Zoom Desktop Flaws Let Attackers Launch Privilege Escalation Attacks

Zoom, a properly-identified video conferencing software, has patched seven vulnerabilities in its desktop and cell functions, significantly a well-known flaw identified as CVE-2024-24691 impacting Dwelling windows software.

Critically, a high-severity escalation of privilege effort affecting Dwelling windows software was also mounted by the corporate and assigned as CVE-2024-24697.

A privilege escalation assault is an are attempting to gain unauthorized procure accurate of entry to to increased rights, permissions, privileges, or entitlements than those allocated to a particular memoir, client, or software. This will possible well also occur due to a scheme flaw, misconfiguration, or insufficient procure accurate of entry to controls.
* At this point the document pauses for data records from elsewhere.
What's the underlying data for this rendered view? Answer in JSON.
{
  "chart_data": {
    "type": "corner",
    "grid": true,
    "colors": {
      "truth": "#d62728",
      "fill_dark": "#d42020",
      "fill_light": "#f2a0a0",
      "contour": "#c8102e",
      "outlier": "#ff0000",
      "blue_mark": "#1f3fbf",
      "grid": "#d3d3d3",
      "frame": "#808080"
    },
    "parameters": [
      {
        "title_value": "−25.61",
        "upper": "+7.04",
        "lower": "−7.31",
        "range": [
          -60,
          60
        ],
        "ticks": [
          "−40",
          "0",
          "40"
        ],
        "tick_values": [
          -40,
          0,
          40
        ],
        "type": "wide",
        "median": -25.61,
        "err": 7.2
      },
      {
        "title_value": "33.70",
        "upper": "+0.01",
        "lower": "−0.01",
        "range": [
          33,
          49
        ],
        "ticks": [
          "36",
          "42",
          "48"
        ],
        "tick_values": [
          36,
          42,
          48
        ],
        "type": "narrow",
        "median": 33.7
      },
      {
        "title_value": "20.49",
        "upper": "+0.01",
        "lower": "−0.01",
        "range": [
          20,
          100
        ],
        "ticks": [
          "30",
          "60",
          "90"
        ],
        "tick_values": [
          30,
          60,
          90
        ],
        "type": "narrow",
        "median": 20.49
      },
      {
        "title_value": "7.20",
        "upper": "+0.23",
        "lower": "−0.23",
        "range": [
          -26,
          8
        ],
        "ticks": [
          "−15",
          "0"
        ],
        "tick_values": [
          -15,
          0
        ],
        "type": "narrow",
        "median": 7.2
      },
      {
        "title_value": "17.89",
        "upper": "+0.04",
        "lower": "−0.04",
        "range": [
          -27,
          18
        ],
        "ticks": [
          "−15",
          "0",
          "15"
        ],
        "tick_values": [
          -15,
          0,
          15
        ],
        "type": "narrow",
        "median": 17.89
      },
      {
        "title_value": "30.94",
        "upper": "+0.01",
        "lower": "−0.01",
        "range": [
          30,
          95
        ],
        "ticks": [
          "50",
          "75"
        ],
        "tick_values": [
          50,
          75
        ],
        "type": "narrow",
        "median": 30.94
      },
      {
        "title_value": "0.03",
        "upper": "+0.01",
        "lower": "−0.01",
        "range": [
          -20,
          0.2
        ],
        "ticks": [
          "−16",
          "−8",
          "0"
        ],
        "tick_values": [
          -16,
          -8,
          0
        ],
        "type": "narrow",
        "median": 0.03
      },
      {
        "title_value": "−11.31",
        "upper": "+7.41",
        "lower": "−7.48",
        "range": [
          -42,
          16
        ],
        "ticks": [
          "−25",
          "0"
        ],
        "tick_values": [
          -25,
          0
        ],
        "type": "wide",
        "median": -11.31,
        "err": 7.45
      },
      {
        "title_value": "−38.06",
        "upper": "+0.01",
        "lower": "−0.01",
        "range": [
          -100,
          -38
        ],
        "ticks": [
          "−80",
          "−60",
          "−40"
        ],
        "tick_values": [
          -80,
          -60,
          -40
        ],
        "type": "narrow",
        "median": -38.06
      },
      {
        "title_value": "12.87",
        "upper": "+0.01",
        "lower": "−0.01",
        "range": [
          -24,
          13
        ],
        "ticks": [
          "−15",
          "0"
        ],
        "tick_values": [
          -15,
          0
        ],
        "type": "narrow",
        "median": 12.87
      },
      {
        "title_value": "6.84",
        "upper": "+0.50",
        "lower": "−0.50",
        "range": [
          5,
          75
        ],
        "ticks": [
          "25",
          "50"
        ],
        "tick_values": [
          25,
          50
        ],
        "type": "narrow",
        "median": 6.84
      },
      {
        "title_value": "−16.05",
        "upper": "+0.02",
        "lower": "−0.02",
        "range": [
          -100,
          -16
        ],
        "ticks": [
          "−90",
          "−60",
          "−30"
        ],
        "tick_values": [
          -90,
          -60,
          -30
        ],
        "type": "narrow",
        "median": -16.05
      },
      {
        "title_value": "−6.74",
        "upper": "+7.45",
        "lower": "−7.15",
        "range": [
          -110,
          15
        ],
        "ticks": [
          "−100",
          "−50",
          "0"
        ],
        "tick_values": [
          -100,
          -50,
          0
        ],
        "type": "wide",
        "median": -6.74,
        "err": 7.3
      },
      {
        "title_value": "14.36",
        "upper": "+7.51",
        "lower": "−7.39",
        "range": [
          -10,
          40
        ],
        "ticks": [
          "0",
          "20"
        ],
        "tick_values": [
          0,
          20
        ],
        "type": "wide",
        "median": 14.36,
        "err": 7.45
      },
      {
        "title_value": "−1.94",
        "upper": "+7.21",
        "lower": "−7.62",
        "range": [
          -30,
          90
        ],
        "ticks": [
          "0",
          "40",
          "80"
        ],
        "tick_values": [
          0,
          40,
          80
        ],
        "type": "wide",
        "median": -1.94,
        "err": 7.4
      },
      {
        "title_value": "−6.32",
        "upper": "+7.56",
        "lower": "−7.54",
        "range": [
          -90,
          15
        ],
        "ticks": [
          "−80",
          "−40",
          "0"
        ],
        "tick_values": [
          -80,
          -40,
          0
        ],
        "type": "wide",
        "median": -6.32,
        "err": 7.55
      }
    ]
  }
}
CVE-2024-24691- Spoiled Input Validation

With a CVSS Score of 9.6, this well-known severity flaw would per chance well also enable an unauthorized client to manufacture an escalation of privilege by job of community procure accurate of entry to attributable to faulty input validation in the Zoom Desktop Client, Zoom VDI Client, and Zoom Meeting SDK for Dwelling windows.

Affected Merchandise:

• Zoom Desktop Client for Dwelling windows sooner than version 5.16.5
• Zoom VDI Client for Dwelling windows sooner than version 5.16.10 (besides 5.14.14 and 5.15.12)
• Zoom Rooms Client for Dwelling windows sooner than version 5.17.0
• Zoom Meeting SDK for Dwelling windows sooner than version 5.16.5

CVE-2024-24697 – Untrusted Search Route

An untrusted search direction in some Zoom 32-bit Dwelling windows purchasers is a high-severity vulnerability with a CVSS ranking of seven.2 that would per chance well also enable an authorized client to manufacture a neighborhood procure accurate of entry to privilege escalation.

Affected Merchandise:

• Zoom Desktop Client for Dwelling windows sooner than version 5.17.0
• Zoom VDI Client for Dwelling windows sooner than version 5.17.5 (besides 5.15.15 and 5.16.12)
• Zoom Meeting SDK for Dwelling windows sooner than version 5.17.0
• Zoom Rooms Client for Dwelling windows sooner than version 5.17.0

Zoom also addressed diversified foremost factors, including:

• CVE-2024-24690 – Spoiled Input Validation in Zoom Customers
• CVE-2024-24699 – Enterprise Logic Error in Zoom Customers
• CVE-2024-24698 – Spoiled Authentication in Zoom Customers
• CVE-2024-24696–  Spoiled Input Validation in Zoom Desktop Client, Zoom VDI Client, and Zoom Meeting SDK for Dwelling windows
• CVE-2024-24695 – Spoiled Input Validation in Zoom Desktop Client, Zoom VDI Client, and Zoom Meeting SDK for Dwelling windows

Zoom doesn’t say that any of these vulnerabilities salvage been ragged in malicious assaults. Thus, the corporate advises customers to update their apps to the most newest readily accessible versions as soon as that you just would imagine.